Syracuse Herald-Journal
- Type: Evening newspaper
- Format: Broadsheet
- Owner(s): Syracuse Newspapers, Inc.
- Founder: William Randolph Hearst
- Publisher: William Randolph Hearst
- Founded: November 24, 1925
- Ceased publication: September 29, 2001
- Headquarters: Syracuse, New York, U.S.

= Syracuse Herald-Journal =

Evening newspaper in Syracuse, New York

The Syracuse Herald-Journal (1925–2001) was an evening newspaper in Syracuse, New York, United States, with roots going back to 1839 when it was named the Western State Journal. The final issue — volume 124, number 37,500 — was published on September 29, 2001. The newspaper's name came from the merger of the Syracuse Herald and the Syracuse Journal.

==History==
Publisher William Randolph Hearst, who had purchased the Syracuse, New York, newspaper the Syracuse Telegram, closed that newspaper on November 24, 1925, with issue No. 925. At that time, the Syracuse Telegram and the Sunday edition, the Syracuse American a.k.a. the Syracuse Sunday American, merged with The Journal, an old Syracuse institution that was established on July 4, 1844. In the days of extremely partisan newspapers, it held the reputation as one of the strongest Republican publications in New York state.

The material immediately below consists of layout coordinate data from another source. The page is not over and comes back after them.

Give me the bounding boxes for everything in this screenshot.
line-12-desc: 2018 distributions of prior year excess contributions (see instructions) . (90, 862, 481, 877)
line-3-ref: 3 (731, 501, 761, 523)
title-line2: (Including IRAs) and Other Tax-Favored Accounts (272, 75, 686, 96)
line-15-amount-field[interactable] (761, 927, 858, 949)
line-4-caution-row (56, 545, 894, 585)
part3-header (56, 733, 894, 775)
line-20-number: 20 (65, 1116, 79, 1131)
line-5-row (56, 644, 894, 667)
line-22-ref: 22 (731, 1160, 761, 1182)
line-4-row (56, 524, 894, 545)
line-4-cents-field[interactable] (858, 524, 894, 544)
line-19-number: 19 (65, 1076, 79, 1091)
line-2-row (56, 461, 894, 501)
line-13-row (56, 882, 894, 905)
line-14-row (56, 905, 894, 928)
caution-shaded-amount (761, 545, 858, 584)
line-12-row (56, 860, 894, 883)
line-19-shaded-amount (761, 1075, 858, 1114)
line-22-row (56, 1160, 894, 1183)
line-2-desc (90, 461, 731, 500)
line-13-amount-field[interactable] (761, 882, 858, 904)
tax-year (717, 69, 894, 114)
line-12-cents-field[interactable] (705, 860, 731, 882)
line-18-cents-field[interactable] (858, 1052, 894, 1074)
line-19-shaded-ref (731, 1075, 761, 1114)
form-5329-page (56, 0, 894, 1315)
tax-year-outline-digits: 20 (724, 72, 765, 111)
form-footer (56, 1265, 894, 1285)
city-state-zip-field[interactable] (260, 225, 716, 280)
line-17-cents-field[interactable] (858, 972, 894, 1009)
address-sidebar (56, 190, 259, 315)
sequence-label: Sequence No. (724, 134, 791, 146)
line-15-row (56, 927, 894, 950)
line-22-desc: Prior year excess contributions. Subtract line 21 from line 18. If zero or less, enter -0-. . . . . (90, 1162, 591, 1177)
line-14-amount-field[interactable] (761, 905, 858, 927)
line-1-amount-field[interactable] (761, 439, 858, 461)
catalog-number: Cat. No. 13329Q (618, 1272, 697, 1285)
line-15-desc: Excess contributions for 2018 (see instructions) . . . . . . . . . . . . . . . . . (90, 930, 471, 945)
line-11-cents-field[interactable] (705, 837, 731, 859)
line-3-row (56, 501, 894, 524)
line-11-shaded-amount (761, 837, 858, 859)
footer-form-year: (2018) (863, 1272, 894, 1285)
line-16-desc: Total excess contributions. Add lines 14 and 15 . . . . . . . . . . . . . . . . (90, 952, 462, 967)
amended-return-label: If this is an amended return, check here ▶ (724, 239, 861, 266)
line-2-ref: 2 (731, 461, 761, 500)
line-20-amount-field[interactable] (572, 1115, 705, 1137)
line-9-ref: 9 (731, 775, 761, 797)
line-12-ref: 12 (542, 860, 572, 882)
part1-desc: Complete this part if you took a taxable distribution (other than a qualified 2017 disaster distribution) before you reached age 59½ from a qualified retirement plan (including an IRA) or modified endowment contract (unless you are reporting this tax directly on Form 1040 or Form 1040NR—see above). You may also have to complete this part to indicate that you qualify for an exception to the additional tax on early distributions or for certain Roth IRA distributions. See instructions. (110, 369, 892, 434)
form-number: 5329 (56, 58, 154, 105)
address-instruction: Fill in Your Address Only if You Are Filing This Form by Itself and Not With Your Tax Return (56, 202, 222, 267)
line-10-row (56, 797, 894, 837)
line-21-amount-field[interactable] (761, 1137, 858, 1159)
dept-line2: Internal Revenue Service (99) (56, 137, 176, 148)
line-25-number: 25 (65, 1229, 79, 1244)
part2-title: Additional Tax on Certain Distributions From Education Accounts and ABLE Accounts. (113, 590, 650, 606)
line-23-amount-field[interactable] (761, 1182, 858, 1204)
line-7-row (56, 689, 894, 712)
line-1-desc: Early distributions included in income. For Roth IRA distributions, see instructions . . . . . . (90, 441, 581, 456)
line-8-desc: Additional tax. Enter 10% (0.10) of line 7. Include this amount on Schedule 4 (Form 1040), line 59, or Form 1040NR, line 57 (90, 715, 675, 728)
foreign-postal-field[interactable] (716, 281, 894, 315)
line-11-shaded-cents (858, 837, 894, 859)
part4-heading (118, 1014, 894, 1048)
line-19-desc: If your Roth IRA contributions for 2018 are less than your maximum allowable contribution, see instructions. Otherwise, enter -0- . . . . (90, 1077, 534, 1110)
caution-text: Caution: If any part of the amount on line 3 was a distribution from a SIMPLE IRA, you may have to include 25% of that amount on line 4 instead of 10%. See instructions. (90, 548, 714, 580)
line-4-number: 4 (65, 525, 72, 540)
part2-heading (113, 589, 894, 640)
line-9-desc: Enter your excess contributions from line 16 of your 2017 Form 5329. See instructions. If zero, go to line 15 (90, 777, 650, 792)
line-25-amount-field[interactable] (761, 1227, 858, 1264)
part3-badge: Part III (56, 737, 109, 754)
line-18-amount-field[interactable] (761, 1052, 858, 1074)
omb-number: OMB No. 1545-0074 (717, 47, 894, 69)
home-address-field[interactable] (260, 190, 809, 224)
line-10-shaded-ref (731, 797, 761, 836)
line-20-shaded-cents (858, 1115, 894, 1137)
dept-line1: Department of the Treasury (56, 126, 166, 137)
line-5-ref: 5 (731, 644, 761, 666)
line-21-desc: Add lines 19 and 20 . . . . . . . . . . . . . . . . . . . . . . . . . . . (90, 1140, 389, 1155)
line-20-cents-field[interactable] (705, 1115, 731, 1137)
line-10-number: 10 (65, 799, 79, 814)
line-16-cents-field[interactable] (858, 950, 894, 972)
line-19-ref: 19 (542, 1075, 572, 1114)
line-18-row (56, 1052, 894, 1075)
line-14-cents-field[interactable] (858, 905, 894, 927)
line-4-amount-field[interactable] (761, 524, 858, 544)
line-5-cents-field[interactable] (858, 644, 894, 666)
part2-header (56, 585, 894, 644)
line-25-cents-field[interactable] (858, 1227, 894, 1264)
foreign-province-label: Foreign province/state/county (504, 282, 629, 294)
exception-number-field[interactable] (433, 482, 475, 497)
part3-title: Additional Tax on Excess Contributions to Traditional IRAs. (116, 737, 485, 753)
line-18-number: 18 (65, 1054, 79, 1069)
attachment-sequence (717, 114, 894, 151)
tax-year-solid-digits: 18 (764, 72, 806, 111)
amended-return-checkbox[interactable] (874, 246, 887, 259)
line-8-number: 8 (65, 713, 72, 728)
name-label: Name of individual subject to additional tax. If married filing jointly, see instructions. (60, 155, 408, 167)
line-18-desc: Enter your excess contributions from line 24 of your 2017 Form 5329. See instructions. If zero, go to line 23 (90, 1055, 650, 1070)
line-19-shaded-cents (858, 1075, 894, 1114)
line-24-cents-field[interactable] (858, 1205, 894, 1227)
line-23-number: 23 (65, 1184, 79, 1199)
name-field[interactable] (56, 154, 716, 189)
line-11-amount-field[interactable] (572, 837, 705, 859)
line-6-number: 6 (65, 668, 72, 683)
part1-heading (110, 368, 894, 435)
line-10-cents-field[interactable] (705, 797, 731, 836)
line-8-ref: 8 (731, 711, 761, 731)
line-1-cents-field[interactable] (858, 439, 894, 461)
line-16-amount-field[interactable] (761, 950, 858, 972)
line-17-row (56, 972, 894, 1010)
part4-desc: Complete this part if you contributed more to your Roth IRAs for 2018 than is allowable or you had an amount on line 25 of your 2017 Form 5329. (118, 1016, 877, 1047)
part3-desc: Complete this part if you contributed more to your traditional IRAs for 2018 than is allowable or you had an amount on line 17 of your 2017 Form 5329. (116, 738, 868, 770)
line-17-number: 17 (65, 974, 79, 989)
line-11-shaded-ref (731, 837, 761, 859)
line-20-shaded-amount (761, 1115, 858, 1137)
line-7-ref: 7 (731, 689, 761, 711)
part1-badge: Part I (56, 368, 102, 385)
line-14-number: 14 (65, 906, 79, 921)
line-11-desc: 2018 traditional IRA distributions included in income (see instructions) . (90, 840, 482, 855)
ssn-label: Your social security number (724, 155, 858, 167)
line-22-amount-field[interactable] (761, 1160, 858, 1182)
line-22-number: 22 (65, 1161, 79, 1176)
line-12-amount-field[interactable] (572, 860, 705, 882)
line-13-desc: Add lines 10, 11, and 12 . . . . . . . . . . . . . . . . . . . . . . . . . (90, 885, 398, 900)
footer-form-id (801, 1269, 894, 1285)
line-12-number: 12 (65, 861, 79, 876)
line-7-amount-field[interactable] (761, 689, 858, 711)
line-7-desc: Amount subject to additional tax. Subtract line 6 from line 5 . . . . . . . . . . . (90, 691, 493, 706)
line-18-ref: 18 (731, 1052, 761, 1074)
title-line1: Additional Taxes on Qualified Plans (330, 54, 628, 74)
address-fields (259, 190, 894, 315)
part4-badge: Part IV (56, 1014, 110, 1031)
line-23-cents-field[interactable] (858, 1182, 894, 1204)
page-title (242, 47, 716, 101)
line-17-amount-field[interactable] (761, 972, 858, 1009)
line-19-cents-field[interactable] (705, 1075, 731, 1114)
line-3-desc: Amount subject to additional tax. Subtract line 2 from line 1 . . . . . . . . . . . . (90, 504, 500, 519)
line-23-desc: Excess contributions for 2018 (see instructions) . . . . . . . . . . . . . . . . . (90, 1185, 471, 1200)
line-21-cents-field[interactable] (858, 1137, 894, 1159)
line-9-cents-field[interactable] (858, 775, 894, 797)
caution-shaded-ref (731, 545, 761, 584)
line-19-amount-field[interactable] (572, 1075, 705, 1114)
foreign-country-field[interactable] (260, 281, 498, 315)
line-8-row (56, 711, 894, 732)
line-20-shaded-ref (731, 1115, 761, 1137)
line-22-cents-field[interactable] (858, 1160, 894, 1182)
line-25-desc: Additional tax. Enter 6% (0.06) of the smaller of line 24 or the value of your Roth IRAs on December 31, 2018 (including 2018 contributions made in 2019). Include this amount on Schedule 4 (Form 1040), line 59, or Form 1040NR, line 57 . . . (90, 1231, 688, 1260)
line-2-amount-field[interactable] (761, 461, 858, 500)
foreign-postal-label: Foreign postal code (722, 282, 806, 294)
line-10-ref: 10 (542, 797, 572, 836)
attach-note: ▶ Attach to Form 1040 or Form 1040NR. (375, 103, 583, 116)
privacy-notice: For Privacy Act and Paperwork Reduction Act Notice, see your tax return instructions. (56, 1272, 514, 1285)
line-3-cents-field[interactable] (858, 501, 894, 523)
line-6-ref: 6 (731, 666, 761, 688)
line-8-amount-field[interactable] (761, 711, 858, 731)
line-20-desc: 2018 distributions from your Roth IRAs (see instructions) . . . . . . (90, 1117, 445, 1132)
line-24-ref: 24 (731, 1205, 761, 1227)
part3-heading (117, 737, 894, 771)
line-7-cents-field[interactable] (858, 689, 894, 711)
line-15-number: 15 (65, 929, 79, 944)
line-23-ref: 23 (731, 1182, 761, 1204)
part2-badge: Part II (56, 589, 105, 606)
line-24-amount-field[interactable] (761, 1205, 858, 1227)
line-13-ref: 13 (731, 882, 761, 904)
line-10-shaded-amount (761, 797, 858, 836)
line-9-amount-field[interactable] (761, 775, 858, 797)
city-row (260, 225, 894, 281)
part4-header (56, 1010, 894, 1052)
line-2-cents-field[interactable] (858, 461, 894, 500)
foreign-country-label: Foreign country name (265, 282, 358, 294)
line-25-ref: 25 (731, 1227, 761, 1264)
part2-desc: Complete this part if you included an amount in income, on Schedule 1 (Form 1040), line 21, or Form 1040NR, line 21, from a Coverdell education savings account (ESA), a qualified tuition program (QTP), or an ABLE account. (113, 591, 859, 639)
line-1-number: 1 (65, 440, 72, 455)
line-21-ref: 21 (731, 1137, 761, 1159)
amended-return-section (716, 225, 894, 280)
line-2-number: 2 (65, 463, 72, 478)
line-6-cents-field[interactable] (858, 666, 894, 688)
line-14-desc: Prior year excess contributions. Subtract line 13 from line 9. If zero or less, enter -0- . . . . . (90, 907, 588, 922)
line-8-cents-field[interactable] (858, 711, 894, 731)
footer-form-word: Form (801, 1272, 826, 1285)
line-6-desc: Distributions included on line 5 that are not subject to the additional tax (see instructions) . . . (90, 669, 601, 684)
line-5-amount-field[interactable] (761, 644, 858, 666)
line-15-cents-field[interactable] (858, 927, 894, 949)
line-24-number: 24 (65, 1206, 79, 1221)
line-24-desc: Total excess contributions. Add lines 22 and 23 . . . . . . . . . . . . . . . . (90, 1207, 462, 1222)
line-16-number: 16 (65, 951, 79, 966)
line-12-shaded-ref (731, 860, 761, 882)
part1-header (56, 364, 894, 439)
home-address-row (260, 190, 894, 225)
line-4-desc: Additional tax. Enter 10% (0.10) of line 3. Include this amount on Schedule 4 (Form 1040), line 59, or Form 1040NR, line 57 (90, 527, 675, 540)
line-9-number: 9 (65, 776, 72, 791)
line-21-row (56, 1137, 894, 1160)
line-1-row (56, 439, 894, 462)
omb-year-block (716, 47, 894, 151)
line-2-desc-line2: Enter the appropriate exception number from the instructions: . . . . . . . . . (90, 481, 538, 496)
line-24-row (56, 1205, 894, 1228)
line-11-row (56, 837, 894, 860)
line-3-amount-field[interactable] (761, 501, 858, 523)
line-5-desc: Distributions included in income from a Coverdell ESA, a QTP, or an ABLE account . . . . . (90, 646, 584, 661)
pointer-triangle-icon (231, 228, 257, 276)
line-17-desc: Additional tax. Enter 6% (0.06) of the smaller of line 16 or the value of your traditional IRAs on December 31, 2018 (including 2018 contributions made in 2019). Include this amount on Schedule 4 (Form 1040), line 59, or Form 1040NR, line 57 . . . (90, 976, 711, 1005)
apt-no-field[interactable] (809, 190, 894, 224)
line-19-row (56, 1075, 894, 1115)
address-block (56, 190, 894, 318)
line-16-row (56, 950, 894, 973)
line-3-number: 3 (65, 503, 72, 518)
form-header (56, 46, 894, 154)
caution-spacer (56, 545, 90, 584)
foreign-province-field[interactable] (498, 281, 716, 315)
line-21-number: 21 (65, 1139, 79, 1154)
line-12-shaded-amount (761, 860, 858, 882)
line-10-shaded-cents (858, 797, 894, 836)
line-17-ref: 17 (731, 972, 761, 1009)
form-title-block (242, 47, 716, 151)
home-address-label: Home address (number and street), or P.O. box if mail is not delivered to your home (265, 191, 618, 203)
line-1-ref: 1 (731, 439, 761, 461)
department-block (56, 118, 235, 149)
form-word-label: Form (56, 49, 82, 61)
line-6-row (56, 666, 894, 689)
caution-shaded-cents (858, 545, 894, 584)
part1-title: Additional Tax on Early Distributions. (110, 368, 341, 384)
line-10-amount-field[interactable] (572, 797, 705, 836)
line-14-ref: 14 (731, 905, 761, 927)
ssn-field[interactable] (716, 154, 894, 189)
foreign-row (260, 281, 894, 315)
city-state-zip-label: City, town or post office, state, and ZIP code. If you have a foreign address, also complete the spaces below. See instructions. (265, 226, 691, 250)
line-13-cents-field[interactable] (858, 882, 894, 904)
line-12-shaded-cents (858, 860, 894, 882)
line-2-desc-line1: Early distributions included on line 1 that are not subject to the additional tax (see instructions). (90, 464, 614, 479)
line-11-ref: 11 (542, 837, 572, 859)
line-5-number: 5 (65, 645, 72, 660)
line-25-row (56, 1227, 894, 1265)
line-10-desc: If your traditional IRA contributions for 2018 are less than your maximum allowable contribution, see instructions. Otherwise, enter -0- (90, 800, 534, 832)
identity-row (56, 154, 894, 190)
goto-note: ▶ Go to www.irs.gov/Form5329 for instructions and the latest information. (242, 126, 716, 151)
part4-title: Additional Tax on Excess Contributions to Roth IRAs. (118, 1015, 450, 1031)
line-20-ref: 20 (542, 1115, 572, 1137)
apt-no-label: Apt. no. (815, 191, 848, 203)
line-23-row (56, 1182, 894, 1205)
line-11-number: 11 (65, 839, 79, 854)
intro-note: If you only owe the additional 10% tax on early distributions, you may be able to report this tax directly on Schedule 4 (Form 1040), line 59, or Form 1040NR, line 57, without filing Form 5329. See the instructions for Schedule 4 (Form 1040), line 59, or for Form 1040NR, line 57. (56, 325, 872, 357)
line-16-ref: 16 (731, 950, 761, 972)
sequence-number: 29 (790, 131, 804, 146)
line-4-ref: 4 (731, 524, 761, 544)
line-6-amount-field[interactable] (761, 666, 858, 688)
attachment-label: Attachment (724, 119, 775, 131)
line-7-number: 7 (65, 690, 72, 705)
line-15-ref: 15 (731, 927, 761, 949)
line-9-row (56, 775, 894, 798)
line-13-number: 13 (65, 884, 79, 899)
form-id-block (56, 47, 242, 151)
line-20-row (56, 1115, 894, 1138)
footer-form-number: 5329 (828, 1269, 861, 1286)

The merger was accomplished after Hearst acquired a controlling interest in The Journal for nearly $1,000,000. in November 1925. The transaction was carried out, and Hearst "sold" the publication for $1,000,000 to Syracuse Newspapers, Inc., a new corporation and publisher of the consolidated paper. After the merger was completed, Hearst was a director of the company and still played a major role in the decision-making.

Before the merger, there were three evening newspapers in Syracuse and "the public was somewhat oversupplied." The merger left two papers in the market: The Herald and the consolidated Journal-Telegram. Like its predecessors, the new publication was delivered in the evening, and the Sunday American was published on Sunday mornings. It was decided that the Journal operating plant and facilities would be used as the office and publishing plant for the combined effort. The Hearst Building at the corner of Genesee and State streets was sold and 100 Hearst employees lost their jobs. The papers were combined as a single Herald-Journal title and bought by S. I. Newhouse in 1939; in 1944, he bought a rival publication, The Post-Standard. Newhouse's company, Advance Publications, discontinued the Herald-Journal and Herald-American in 2001.